Ab zirka halb 12 ist das ganze LehrerInnenteam da. Unter einem Dach am See reden wir über: Wie weiter mit der Landwirtschaft, deren Hauptzweck (Verdienst für Familien um Schulgeld zu zahlen) nicht mehr existiert, seit der Staatspräsident versprochen hat die Lehrerlöhne zu erhöhen auf 100 statt 70 Franken pro Monat. Wir legen weiterhin 20 drauf.

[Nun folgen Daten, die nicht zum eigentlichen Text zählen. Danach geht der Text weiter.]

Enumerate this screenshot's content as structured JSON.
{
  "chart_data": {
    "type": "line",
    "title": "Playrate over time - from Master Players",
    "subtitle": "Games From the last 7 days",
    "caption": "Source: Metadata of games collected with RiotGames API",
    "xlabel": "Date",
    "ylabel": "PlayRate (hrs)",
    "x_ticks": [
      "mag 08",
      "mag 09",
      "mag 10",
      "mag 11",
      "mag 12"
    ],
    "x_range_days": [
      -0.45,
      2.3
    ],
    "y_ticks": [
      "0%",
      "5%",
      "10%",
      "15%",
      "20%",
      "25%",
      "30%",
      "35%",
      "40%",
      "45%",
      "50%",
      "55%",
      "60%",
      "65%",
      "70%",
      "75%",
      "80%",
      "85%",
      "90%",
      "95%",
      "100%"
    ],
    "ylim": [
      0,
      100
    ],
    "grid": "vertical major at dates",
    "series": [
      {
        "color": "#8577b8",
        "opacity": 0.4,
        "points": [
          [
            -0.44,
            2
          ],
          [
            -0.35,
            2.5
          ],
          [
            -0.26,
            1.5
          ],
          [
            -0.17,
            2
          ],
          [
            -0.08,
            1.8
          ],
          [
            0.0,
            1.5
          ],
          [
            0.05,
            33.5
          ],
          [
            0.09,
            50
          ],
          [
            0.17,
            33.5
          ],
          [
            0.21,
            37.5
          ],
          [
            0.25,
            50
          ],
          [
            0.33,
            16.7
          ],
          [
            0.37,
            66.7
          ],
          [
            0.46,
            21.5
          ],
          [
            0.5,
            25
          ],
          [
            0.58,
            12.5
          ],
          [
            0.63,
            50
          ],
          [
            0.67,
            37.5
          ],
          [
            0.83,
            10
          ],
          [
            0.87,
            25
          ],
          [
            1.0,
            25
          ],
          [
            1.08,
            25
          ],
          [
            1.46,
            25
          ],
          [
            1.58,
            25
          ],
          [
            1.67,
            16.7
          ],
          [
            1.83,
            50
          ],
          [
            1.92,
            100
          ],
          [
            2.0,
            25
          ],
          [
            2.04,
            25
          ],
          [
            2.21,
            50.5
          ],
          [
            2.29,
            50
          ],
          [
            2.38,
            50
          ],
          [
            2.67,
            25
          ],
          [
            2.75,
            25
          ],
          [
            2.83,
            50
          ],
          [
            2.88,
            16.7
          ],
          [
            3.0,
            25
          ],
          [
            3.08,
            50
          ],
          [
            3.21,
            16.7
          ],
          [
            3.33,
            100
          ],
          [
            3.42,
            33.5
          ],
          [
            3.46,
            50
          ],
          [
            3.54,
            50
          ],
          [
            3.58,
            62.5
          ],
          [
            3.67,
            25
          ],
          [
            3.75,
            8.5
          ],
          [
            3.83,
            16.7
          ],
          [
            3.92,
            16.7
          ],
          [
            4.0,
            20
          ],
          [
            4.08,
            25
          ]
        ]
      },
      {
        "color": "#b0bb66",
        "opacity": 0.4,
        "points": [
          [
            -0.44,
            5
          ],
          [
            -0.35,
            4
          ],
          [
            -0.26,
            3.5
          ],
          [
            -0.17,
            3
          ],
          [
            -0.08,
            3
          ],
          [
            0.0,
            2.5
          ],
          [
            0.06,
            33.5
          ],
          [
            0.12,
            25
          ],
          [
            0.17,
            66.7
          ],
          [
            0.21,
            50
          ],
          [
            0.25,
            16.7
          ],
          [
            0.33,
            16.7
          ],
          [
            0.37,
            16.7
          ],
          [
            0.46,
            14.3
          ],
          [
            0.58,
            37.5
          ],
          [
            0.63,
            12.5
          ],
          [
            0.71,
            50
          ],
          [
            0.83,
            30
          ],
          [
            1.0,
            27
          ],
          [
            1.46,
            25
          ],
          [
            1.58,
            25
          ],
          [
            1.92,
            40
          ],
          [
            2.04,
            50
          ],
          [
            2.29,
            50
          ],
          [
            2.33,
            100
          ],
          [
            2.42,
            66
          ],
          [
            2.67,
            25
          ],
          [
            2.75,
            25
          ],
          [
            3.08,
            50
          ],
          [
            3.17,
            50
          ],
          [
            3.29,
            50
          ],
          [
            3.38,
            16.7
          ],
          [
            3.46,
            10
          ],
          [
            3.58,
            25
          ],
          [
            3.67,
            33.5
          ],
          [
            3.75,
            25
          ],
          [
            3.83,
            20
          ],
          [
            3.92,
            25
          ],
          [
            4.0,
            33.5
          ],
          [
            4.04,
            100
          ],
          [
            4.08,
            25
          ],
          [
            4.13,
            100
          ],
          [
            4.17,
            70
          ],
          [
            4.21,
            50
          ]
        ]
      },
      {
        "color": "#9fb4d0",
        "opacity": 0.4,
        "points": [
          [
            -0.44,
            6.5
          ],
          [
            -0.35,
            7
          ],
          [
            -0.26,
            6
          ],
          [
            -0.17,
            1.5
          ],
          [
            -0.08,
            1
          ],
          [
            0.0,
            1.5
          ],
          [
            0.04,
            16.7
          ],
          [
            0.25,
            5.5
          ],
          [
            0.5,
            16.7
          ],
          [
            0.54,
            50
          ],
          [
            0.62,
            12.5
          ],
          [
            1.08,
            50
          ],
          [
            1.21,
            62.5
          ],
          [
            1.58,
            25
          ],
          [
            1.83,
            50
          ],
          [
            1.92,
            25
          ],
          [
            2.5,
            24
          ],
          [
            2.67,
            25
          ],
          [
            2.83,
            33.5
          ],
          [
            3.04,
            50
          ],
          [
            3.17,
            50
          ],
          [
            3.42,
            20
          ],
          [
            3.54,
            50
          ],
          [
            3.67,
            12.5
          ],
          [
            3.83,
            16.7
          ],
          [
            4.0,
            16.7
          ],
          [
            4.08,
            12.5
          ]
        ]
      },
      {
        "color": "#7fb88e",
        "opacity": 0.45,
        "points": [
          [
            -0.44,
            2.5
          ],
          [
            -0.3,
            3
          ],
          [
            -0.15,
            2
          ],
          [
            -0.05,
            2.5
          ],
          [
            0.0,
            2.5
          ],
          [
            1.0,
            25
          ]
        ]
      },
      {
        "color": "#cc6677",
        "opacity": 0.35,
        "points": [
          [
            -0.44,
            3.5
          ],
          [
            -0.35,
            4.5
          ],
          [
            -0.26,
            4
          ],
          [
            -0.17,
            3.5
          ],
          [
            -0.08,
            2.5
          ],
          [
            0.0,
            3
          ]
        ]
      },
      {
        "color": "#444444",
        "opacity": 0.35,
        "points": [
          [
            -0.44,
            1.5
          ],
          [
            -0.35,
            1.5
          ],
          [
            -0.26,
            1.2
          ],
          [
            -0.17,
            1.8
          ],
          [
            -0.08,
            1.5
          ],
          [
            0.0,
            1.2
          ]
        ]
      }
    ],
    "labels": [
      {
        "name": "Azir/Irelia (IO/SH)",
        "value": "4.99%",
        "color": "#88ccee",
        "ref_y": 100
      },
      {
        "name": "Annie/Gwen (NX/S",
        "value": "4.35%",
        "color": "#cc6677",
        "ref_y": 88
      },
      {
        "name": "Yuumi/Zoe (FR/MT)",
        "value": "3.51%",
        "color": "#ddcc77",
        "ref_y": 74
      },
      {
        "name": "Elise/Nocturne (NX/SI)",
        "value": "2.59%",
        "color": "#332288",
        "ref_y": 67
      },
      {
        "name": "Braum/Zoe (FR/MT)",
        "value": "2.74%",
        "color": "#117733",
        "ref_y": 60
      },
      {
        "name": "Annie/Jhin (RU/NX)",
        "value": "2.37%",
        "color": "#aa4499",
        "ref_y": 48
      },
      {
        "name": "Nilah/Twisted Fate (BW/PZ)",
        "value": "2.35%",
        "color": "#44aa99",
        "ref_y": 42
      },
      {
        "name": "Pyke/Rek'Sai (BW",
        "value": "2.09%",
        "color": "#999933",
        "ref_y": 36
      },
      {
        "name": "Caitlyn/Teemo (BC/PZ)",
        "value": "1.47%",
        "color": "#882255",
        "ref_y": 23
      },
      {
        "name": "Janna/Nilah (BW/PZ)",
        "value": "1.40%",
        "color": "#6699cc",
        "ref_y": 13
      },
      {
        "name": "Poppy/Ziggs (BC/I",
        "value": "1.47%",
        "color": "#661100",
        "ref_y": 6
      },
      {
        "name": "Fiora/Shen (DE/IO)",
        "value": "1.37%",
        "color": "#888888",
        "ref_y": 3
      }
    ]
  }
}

Sie sind zufrieden mit der „Lohnerhöhung“.
Wie weiter mit der Landwirtschaft
Sie schlagen vor, die Landwirtschaft radikal umzubauen im Marais, der fruchtbaren Ebene, wollen sie Zuckerrohr pflanzen, am Land am Hang Eukalyptusbäume, beides rentiere und brauche wenig Aufwand. Längere Diskussion, was mit den Tieren geschehen soll. Idee heute: Alle Tiere verkaufen, das Geld dann brauchen, um den Stall so einzurichten, dass dort Absolventen unsrer Schule ausgebildet werden können. Das Lehrerteam zusammen mit Amafaranga und Emanuel vom Elternkomitee sind bereit, beides in eigener Regie zu machen, ohne Zuschuss aus der Schweiz. Sie wollen die Idee bis zum Jahresende konkretisieren und uns vorlegen. Super, das Projekt geht in die Obhut der Leute vor Ort über, was kann Besseres geschehen?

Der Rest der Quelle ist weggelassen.